Sirika further said the position of the present administration was that the country needs a national carrier.
“When we came in, we were very clear on our targets, goals and what we set out to achieve and we did say that Nigeria needs a national airline.
“The national airline will be one that the government will have no hand in, and normally, it can have three per cent. It will be private sector led and private sector driven.
“Except with the Ethiopian airline, it has been proven that the government doesn’t do well with this kind of venture.
“We are going to have a national carrier; it is on course and because it is a Public Private Participation (PPP) thing, it has to go through all the due process. It is time consuming but I hope very soon, before the end of the year, we will have a very strong viable national airline.”
He said if any airline in Nigeria has the capacity to deploy several aircraft with seamless operation; non-disruptive; provide the service effectively; go the long haul; take advantage and give other international airlines a run for their money, the government would allow it run as a national carrier.
However, the minister noted that Nigeria did not have such a private airline saying “We don’t need to get involved because there is none yet. The Nigerian airways used to do this but in the wisdom of the then government, it liberalized the sector, and because of the absence of Nigeria’s capacity most of these airlines will come and leave as fast as they came in.
“But we are addressing all of these. We are going to establish this national carrier and it will give good service. This is the solution because Nigeria has the market, we are 180 million people; we are in West Africa and in the region has 450 million people and Nigeria is the major player.
“If you add the Central Africa which is in the central belt, we are 600million people which is equivalent to the US market and also equal to the European market.”
Disclosing that FEC had approved the completion of Kaduna terminal building and the variation of the project cost, he said, “The cost is up from N500million plus to N1.1billion plus. This is just for the terminal building and not the runway.”
According to him, the project would be completed in six months and that the contractor had given an assurance that the work would be completed in six months.

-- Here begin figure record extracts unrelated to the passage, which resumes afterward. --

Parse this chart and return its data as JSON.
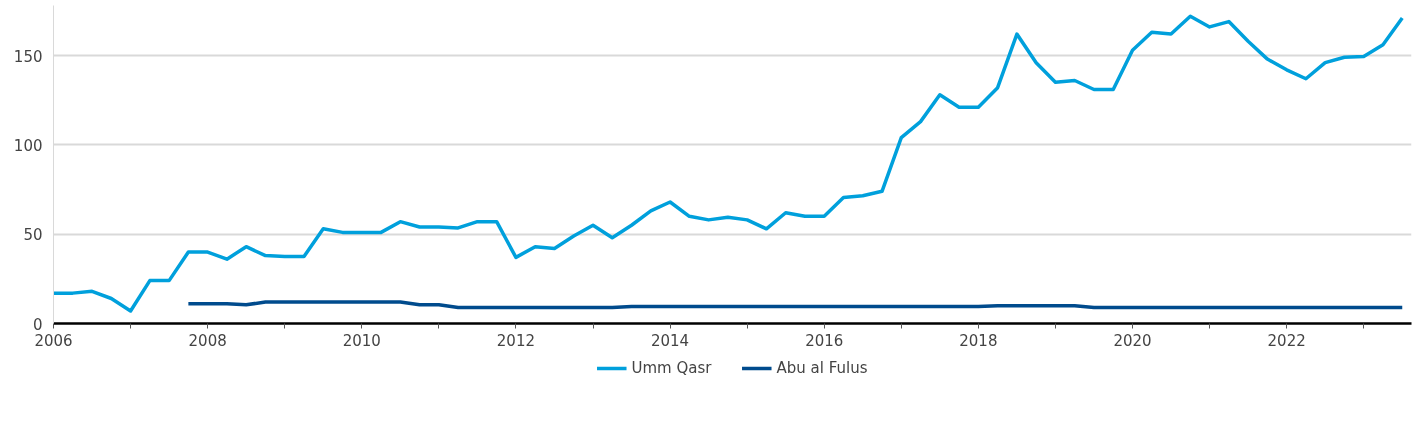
{
  "chart_data": {
    "type": "line",
    "xlim": [
      2006,
      2023.62
    ],
    "ylim": [
      0,
      178
    ],
    "xticks": [
      2006,
      {
        "value": 2007,
        "label": null
      },
      2008,
      {
        "value": 2009,
        "label": null
      },
      2010,
      {
        "value": 2011,
        "label": null
      },
      2012,
      {
        "value": 2013,
        "label": null
      },
      2014,
      {
        "value": 2015,
        "label": null
      },
      2016,
      {
        "value": 2017,
        "label": null
      },
      2018,
      {
        "value": 2019,
        "label": null
      },
      2020,
      {
        "value": 2021,
        "label": null
      },
      2022,
      {
        "value": 2023,
        "label": null
      }
    ],
    "yticks": [
      0,
      50,
      100,
      150
    ],
    "grid": "y",
    "legend": "bottom",
    "marker": "none",
    "line_style": "solid",
    "series": [
      {
        "name": "Umm Qasr",
        "color": "#00a0dc",
        "x": [
          2006,
          2006.25,
          2006.5,
          2006.75,
          2007,
          2007.25,
          2007.5,
          2007.75,
          2008,
          2008.25,
          2008.5,
          2008.75,
          2009,
          2009.25,
          2009.5,
          2009.75,
          2010,
          2010.25,
          2010.5,
          2010.75,
          2011,
          2011.25,
          2011.5,
          2011.75,
          2012,
          2012.25,
          2012.5,
          2012.75,
          2013,
          2013.25,
          2013.5,
          2013.75,
          2014,
          2014.25,
          2014.5,
          2014.75,
          2015,
          2015.25,
          2015.5,
          2015.75,
          2016,
          2016.25,
          2016.5,
          2016.75,
          2017,
          2017.25,
          2017.5,
          2017.75,
          2018,
          2018.25,
          2018.5,
          2018.75,
          2019,
          2019.25,
          2019.5,
          2019.75,
          2020,
          2020.25,
          2020.5,
          2020.75,
          2021,
          2021.25,
          2021.5,
          2021.75,
          2022,
          2022.25,
          2022.5,
          2022.75,
          2023,
          2023.25,
          2023.5
        ],
        "values": [
          17,
          17,
          18,
          14,
          7,
          24,
          24,
          40,
          40,
          36,
          43,
          38,
          37.5,
          37.5,
          53,
          51,
          51,
          51,
          57,
          54,
          54,
          53.5,
          57,
          57,
          37,
          43,
          42,
          49,
          55,
          48,
          55,
          63,
          68,
          60,
          58,
          59.5,
          58,
          53,
          62,
          60,
          60,
          70.5,
          71.5,
          74,
          104,
          113,
          128,
          121,
          121,
          132,
          162,
          146,
          135,
          136,
          131,
          131,
          153,
          163,
          162,
          172,
          166,
          169,
          158,
          148,
          142,
          137,
          146,
          149,
          149.5,
          156,
          171
        ]
      },
      {
        "name": "Abu al Fulus",
        "color": "#004b8d",
        "x": [
          2007.75,
          2008,
          2008.25,
          2008.5,
          2008.75,
          2009,
          2009.25,
          2009.5,
          2009.75,
          2010,
          2010.25,
          2010.5,
          2010.75,
          2011,
          2011.25,
          2011.5,
          2011.75,
          2012,
          2012.25,
          2012.5,
          2012.75,
          2013,
          2013.25,
          2013.5,
          2013.75,
          2014,
          2014.25,
          2014.5,
          2014.75,
          2015,
          2015.25,
          2015.5,
          2015.75,
          2016,
          2016.25,
          2016.5,
          2016.75,
          2017,
          2017.25,
          2017.5,
          2017.75,
          2018,
          2018.25,
          2018.5,
          2018.75,
          2019,
          2019.25,
          2019.5,
          2019.75,
          2020,
          2020.25,
          2020.5,
          2020.75,
          2021,
          2021.25,
          2021.5,
          2021.75,
          2022,
          2022.25,
          2022.5,
          2022.75,
          2023,
          2023.25,
          2023.5
        ],
        "values": [
          11,
          11,
          11,
          10.5,
          12,
          12,
          12,
          12,
          12,
          12,
          12,
          12,
          10.5,
          10.5,
          9,
          9,
          9,
          9,
          9,
          9,
          9,
          9,
          9,
          9.5,
          9.5,
          9.5,
          9.5,
          9.5,
          9.5,
          9.5,
          9.5,
          9.5,
          9.5,
          9.5,
          9.5,
          9.5,
          9.5,
          9.5,
          9.5,
          9.5,
          9.5,
          9.5,
          10,
          10,
          10,
          10,
          10,
          9,
          9,
          9,
          9,
          9,
          9,
          9,
          9,
          9,
          9,
          9,
          9,
          9,
          9,
          9,
          9,
          9
        ]
      }
    ]
  }
}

He said the project awarded in 2011 and commenced in 2012, explaining that while the rehabilitation work was going on, a contractor noticed some structural damages to the building itself and then increased the scope of what should be done to put it into use.
According to the minister, “The cost of variation is in excess of 15 per cent, it had to go to the then President Goodluck Jonathan for approval anticipation, which was approved and they went to BPP. So we brought it to council to ratify, and of course taking into cognizance the exchange rate and inflation that has increased the cost of completion of the terminal building.”

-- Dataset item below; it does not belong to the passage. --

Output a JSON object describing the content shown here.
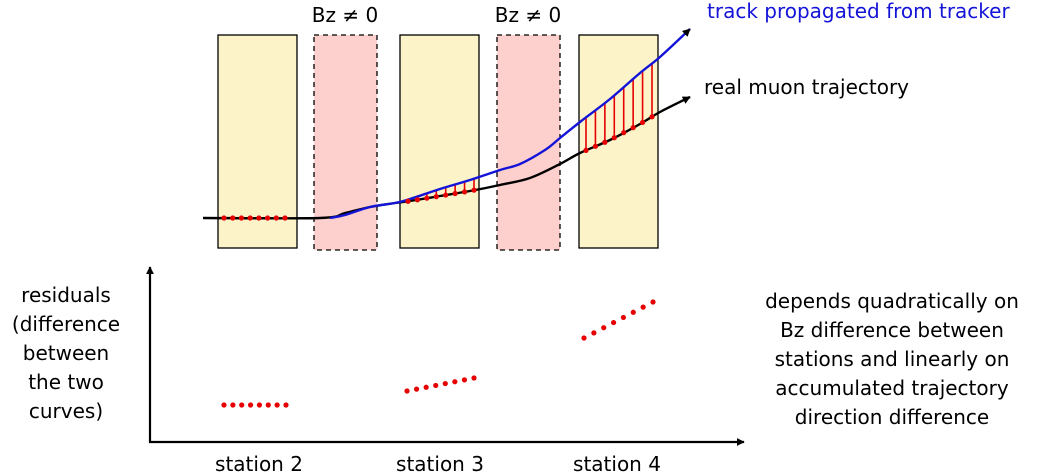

On the planned rehabilitation of the Nnamdi Azikiwe International Airport in Abuja, he said the rehabilitation work would take six months but that the airport would only be closed for six weeks.
He said: “The runway was designed for 20 years to cater for not more than 100,000 people per annum. Today, it is doing over 5 million persons per annum and has been there for 34 years. So it is going for 14 years in excess of design. It is not a joke; we are a government and a very sensitive one for that matter.
“We would not just cause hardship or disruptions to the economy for the heck of it. It is a very serious matter and for a very good reason”.
He also cited the case of the airport in Port Harcourt which he said had shut down itself.
The minister also said the Nnamdi Azikiwe International Airport would also have a second runway.

This, he said, would further enhance safety, eliminate delay and introduce efficiency at the airport.